As the country was suffering from Covid 19, schools were hurting too, prompting media to label 2020/21 education’s “lost year.” Academic disruption, student absences and learning gaps, technological and pedagogical chaos – together became the “shadow pandemic” hovering alongside news of the virus itself. The 61 teachers involved in CELF’s Civic Science program this year, however, would likely argue that when students are actively seeking solutions, they can never be lost; rather they are engaged and empowered – whether in person or virtually. So, though many perhaps discounted this school year as a Covid’s collateral damage, CELF estimates that the 2021 Civic Science program impacted about 6,000 students in New York, Texas, Connecticut, New Jersey and California. As a result, thousands of young people are now facing forward, prepared to make a difference.
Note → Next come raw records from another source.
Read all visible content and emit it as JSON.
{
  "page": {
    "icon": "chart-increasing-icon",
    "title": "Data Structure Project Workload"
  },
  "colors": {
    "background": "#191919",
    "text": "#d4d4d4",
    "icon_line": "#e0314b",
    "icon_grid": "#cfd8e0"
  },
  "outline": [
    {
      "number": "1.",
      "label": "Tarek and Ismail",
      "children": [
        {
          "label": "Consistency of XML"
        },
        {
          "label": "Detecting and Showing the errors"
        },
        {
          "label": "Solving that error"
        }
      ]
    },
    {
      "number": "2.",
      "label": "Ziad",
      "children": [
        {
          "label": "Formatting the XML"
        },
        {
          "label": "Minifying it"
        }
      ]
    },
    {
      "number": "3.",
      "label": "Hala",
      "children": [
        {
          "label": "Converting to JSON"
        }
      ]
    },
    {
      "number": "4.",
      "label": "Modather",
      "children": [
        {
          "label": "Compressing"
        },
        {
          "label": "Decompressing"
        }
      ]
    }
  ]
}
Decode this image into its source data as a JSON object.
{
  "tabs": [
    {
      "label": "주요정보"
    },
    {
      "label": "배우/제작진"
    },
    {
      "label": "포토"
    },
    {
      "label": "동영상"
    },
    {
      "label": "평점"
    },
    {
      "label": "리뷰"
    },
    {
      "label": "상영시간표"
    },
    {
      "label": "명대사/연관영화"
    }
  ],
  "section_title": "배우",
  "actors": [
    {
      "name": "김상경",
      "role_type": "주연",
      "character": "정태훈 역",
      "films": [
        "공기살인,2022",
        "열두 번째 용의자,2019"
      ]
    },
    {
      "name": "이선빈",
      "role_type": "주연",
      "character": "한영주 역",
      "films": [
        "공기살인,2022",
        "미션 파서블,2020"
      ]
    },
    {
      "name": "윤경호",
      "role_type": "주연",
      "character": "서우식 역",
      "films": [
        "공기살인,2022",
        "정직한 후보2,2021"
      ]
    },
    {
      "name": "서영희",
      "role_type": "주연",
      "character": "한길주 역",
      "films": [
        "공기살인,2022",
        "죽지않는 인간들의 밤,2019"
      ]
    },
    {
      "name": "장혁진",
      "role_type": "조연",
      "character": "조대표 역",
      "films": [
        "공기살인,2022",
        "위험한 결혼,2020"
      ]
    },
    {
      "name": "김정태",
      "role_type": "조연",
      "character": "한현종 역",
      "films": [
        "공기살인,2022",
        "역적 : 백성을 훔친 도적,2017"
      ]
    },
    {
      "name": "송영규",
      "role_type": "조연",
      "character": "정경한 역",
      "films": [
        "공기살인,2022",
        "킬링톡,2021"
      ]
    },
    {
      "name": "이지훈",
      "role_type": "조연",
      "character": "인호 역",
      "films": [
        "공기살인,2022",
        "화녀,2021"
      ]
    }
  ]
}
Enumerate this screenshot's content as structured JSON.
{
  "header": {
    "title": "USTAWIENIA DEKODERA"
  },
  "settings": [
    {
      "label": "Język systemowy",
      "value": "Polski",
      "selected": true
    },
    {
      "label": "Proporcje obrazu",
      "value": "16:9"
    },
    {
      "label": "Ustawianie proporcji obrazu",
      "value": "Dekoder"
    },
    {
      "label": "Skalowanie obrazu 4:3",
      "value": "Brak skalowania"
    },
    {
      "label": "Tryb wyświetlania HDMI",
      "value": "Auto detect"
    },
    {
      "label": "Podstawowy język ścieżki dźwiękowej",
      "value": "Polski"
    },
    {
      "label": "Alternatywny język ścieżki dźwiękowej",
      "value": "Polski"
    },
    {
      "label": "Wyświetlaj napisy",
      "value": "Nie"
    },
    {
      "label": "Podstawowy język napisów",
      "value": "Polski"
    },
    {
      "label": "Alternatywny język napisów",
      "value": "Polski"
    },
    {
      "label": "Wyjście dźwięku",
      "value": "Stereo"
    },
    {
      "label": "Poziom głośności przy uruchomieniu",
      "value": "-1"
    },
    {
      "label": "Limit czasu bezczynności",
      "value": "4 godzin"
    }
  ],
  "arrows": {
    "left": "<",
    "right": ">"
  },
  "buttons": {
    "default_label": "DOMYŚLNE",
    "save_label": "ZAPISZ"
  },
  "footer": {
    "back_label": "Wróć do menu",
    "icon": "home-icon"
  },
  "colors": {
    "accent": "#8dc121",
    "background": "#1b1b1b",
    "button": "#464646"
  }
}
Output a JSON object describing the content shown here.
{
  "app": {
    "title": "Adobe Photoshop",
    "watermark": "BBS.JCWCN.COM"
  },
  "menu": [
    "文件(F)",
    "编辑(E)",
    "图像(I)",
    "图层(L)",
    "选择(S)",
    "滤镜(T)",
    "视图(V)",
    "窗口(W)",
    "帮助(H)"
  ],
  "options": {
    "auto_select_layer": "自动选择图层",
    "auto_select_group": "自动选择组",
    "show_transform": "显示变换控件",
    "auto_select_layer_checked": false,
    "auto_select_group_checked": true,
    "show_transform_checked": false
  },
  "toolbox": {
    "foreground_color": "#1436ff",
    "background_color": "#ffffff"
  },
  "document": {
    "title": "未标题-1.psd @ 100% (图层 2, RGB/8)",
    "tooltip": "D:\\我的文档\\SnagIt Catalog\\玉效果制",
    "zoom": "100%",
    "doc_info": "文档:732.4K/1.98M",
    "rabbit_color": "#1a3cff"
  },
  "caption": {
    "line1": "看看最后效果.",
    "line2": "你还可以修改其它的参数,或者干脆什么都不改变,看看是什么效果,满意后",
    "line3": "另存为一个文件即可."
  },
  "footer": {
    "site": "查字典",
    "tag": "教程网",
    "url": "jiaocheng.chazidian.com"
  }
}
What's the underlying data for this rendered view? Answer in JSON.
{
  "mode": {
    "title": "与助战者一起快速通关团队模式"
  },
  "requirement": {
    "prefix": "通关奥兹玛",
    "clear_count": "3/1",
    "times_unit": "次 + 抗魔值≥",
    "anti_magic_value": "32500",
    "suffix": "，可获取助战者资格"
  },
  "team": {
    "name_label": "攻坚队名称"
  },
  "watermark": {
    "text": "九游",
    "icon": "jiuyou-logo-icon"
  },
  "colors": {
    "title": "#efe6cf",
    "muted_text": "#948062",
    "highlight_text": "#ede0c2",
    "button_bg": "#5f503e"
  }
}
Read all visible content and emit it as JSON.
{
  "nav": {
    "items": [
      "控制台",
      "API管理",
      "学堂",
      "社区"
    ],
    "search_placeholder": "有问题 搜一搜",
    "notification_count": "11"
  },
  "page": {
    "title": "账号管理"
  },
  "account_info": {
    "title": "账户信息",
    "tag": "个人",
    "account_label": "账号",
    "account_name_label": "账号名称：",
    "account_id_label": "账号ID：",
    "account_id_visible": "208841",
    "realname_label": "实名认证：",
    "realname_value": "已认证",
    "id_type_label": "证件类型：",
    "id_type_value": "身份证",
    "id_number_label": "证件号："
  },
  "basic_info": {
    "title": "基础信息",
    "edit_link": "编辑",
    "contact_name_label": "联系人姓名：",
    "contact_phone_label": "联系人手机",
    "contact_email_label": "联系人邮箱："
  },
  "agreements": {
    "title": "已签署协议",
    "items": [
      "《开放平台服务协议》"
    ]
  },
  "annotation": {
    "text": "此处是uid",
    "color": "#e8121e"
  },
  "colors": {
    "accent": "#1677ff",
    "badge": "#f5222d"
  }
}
For his part, Jose Carlos Serrano says he will continue to share his work, and to advocate for pollution remediation in the Bronx. He wasted no time in his effort to raise awareness by connecting with Sarah Johnson, Executive Director of the Air Quality Program for the New York City Department of Health and Mental Hygiene, who spoke at the Symposium. Johnson gave Serrano her email address and he promised to follow up. He has the tools now to help people in power make better decisions – about air pollution, and much more. Extreme weather events, vast inequity, deadly viruses – society faces massive problems and our collective need for solutions is urgent. When Serrano, and a generation of students like him, commit to civic action informed by data, sustainable solutions are inevitable and our collective future looks a whole lot brighter.